Using Indexer Clustering 7.0.4 and after some network outage issues I am getting 8600+ buckets with below pending fixup status for more than 2 days.
Cannot fix up primary restoration as previous mask change is in progress; Previous mask change in progress;
Any idea of the root cause and how to fix it ?
If you are seeing many deleteBucket messages as the below one in your cluster peer's splunkd.log then you might be hitting SPL-146575 which is fixed in 6.6.8, 7.0.5, 7.1.2 and 7.2.0
INFO CMSlave - deleteBucket bid=xxx~111~yyyyy, frozen=true
The problem here is that there is a mismatch between what buckets the cluster master thinks cluster peers have and what cluster peers actually have.

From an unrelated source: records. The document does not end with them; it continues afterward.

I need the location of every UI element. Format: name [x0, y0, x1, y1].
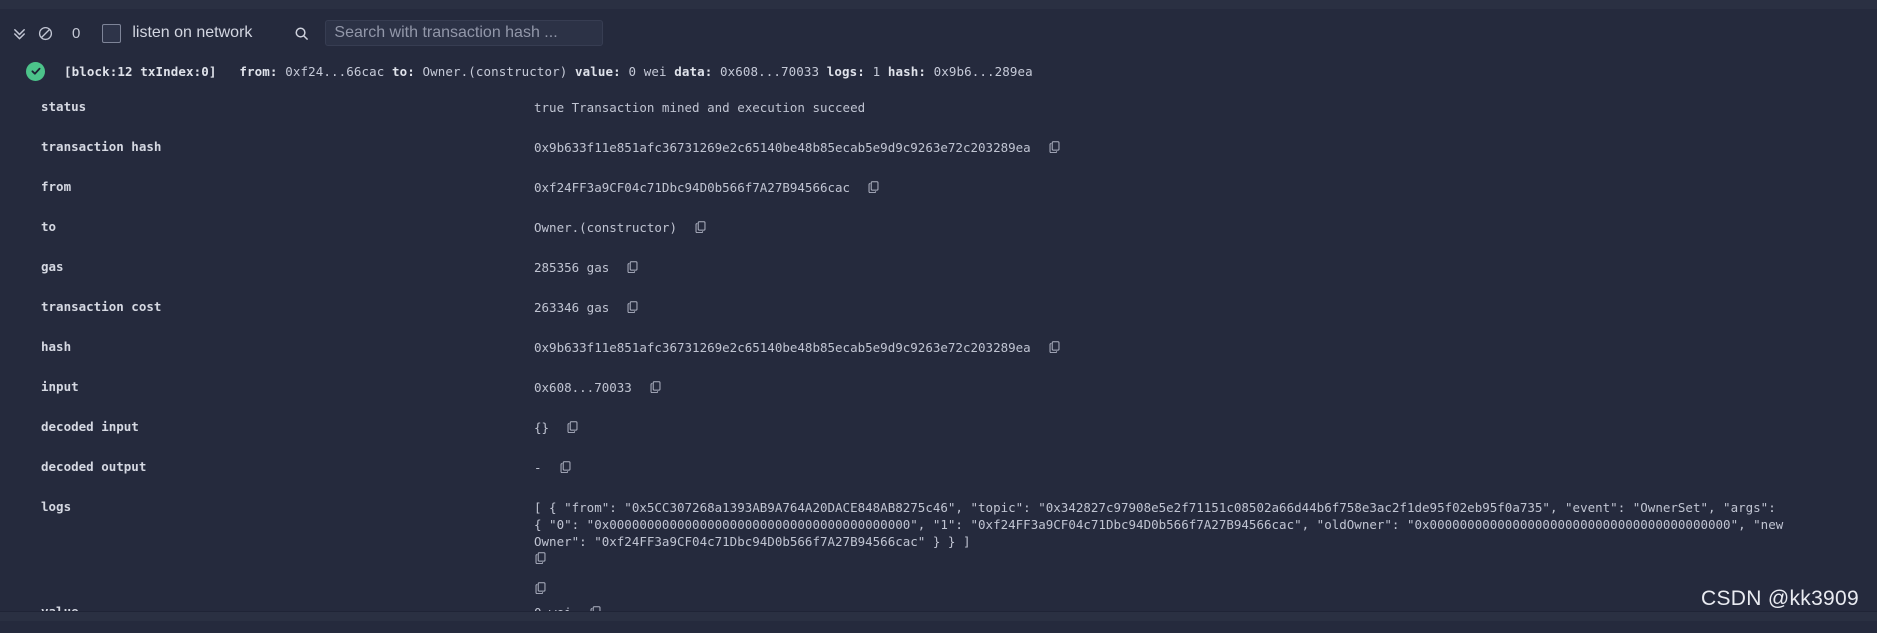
- copy-icon[interactable]: [559, 460, 572, 473]
- summary-logs-key: logs:: [827, 64, 865, 79]
- summary-data-key: data:: [674, 64, 712, 79]
- watermark: CSDN @kk3909: [1701, 587, 1859, 611]
- logs-value-text: [ { "from": "0x5CC307268a1393AB9A764A20D…: [534, 500, 1783, 549]
- row-value-decoded-output: -: [534, 450, 1877, 476]
- row-key-to: to: [0, 210, 534, 234]
- row-key-hash: hash: [0, 330, 534, 354]
- search-icon[interactable]: [294, 26, 309, 41]
- table-row-transaction-hash: transaction hash 0x9b633f11e851afc367312…: [0, 128, 1877, 168]
- check-circle-icon: [26, 62, 45, 81]
- log-count: 0: [72, 25, 80, 42]
- row-key-decoded-input: decoded input: [0, 410, 534, 434]
- hash-value-text: 0x9b633f11e851afc36731269e2c65140be48b85…: [534, 339, 1031, 356]
- ghost-text-c: [258, 0, 261, 5]
- summary-to-value: Owner.(constructor): [423, 64, 568, 79]
- row-value-hash: 0x9b633f11e851afc36731269e2c65140be48b85…: [534, 330, 1877, 356]
- terminal-toolbar: 0 listen on network Search with transact…: [0, 9, 1877, 57]
- row-key-decoded-output: decoded output: [0, 450, 534, 474]
- decoded-input-value-text: {}: [534, 419, 549, 436]
- table-row-hash: hash 0x9b633f11e851afc36731269e2c65140be…: [0, 328, 1877, 368]
- table-row-status: status true Transaction mined and execut…: [0, 88, 1877, 128]
- from-value-text: 0xf24FF3a9CF04c71Dbc94D0b566f7A27B94566c…: [534, 179, 850, 196]
- ghost-text-a: [48, 0, 51, 5]
- table-row-to: to Owner.(constructor): [0, 208, 1877, 248]
- to-value-text: Owner.(constructor): [534, 219, 677, 236]
- summary-from-value: 0xf24...66cac: [285, 64, 384, 79]
- status-value-text: true Transaction mined and execution suc…: [534, 99, 865, 116]
- copy-icon[interactable]: [626, 260, 639, 273]
- row-value-logs: [ { "from": "0x5CC307268a1393AB9A764A20D…: [534, 490, 1877, 593]
- row-key-input: input: [0, 370, 534, 394]
- row-value-input: 0x608...70033: [534, 370, 1877, 396]
- copy-icon[interactable]: [534, 551, 1784, 564]
- summary-from-key: from:: [239, 64, 277, 79]
- table-row-transaction-cost: transaction cost 263346 gas: [0, 288, 1877, 328]
- bottom-bar: [0, 611, 1877, 621]
- search-placeholder: Search with transaction hash ...: [334, 24, 557, 42]
- table-row-decoded-output: decoded output -: [0, 448, 1877, 488]
- chevrons-down-icon[interactable]: [6, 20, 32, 46]
- row-key-transaction-hash: transaction hash: [0, 130, 534, 154]
- row-key-gas: gas: [0, 250, 534, 274]
- row-value-to: Owner.(constructor): [534, 210, 1877, 236]
- row-key-logs: logs: [0, 490, 534, 514]
- row-key-from: from: [0, 170, 534, 194]
- search-input[interactable]: Search with transaction hash ...: [325, 20, 603, 46]
- table-row-decoded-input: decoded input {}: [0, 408, 1877, 448]
- summary-logs-value: 1: [873, 64, 881, 79]
- summary-data-value: 0x608...70033: [720, 64, 819, 79]
- ban-icon[interactable]: [32, 20, 58, 46]
- table-row-from: from 0xf24FF3a9CF04c71Dbc94D0b566f7A27B9…: [0, 168, 1877, 208]
- copy-icon[interactable]: [1048, 340, 1061, 353]
- listen-on-network-checkbox[interactable]: [102, 24, 121, 43]
- summary-value-value: 0 wei: [628, 64, 666, 79]
- summary-value-key: value:: [575, 64, 621, 79]
- summary-hash-key: hash:: [888, 64, 926, 79]
- row-key-transaction-cost: transaction cost: [0, 290, 534, 314]
- transaction-cost-value-text: 263346 gas: [534, 299, 609, 316]
- listen-on-network-label: listen on network: [132, 24, 252, 42]
- summary-block-label: [block:12 txIndex:0]: [64, 64, 217, 79]
- row-value-decoded-input: {}: [534, 410, 1877, 436]
- transaction-summary-text: [block:12 txIndex:0] from: 0xf24...66cac…: [64, 64, 1033, 79]
- copy-icon[interactable]: [694, 220, 707, 233]
- row-value-transaction-cost: 263346 gas: [534, 290, 1877, 316]
- transaction-detail-table: status true Transaction mined and execut…: [0, 88, 1877, 633]
- table-row-input: input 0x608...70033: [0, 368, 1877, 408]
- row-key-status: status: [0, 90, 534, 114]
- copy-icon[interactable]: [566, 420, 579, 433]
- ghost-text-b: [150, 0, 153, 5]
- copy-all-icon[interactable]: [534, 581, 1784, 594]
- copy-icon[interactable]: [649, 380, 662, 393]
- decoded-output-value-text: -: [534, 459, 542, 476]
- input-value-text: 0x608...70033: [534, 379, 632, 396]
- copy-icon[interactable]: [867, 180, 880, 193]
- gas-value-text: 285356 gas: [534, 259, 609, 276]
- table-row-gas: gas 285356 gas: [0, 248, 1877, 288]
- row-value-status: true Transaction mined and execution suc…: [534, 90, 1877, 116]
- table-row-logs: logs [ { "from": "0x5CC307268a1393AB9A76…: [0, 488, 1877, 593]
- row-value-from: 0xf24FF3a9CF04c71Dbc94D0b566f7A27B94566c…: [534, 170, 1877, 196]
- row-value-gas: 285356 gas: [534, 250, 1877, 276]
- copy-icon[interactable]: [626, 300, 639, 313]
- transaction-summary-row[interactable]: [block:12 txIndex:0] from: 0xf24...66cac…: [0, 57, 1877, 85]
- summary-hash-value: 0x9b6...289ea: [934, 64, 1033, 79]
- row-value-transaction-hash: 0x9b633f11e851afc36731269e2c65140be48b85…: [534, 130, 1877, 156]
- transaction-hash-value-text: 0x9b633f11e851afc36731269e2c65140be48b85…: [534, 139, 1031, 156]
- summary-to-key: to:: [392, 64, 415, 79]
- copy-icon[interactable]: [1048, 140, 1061, 153]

If you can not upgrade to 7.0.5 or later to get the fix then please make sure all your cluster peers are up and running without any issues and then restart your cluster master to workaround the issue.
Restarting Cluster Peers will fix the issue.

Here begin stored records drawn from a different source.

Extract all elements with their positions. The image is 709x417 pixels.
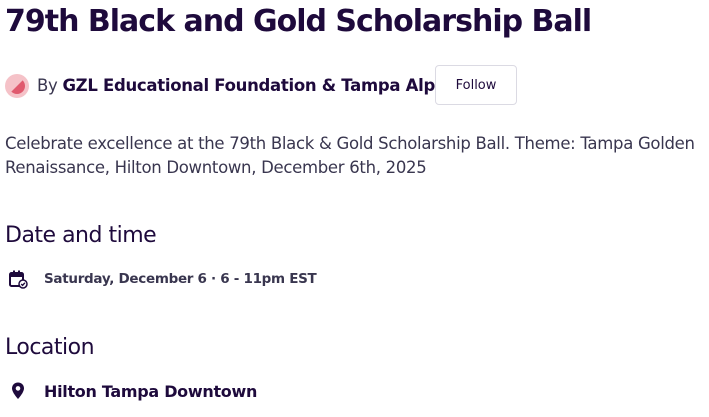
organizer-name-link[interactable]: GZL Educational Foundation & Tampa Alpha… [62,76,467,95]
calendar-check-icon [9,270,28,289]
by-label: By [37,76,58,95]
date-time-row: Saturday, December 6 · 6 - 11pm EST [8,267,317,291]
location-row: Hilton Tampa Downtown [8,379,257,403]
organizer-byline: By GZL Educational Foundation & Tampa Al… [37,76,467,95]
location-venue-link[interactable]: Hilton Tampa Downtown [44,382,257,401]
date-time-heading: Date and time [5,223,157,248]
map-pin-icon [12,382,24,399]
organizer-avatar[interactable] [5,74,29,98]
event-summary: Celebrate excellence at the 79th Black &… [5,134,695,177]
follow-button[interactable]: Follow [435,65,517,105]
date-time-value: Saturday, December 6 · 6 - 11pm EST [44,271,317,287]
organizer-row: By GZL Educational Foundation & Tampa Al… [5,65,525,107]
location-heading: Location [5,335,95,360]
organizer-logo-icon [9,78,25,94]
event-title: 79th Black and Gold Scholarship Ball [5,4,592,39]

If you are seeing many deleteBucket messages as the below one in your cluster peer's splunkd.log then you might be hitting SPL-146575 which is fixed in 6.6.8, 7.0.5, 7.1.2 and 7.2.0
INFO CMSlave - deleteBucket bid=xxx~111~yyyyy, frozen=true
The problem here is that there is a mismatch between what buckets the cluster master thinks cluster peers have and what cluster peers actually have.
If you can not upgrade to 7.0.5 or later to get the fix then please make sure all your cluster peers are up and running without any issues and then restart your cluster master to workaround the issue.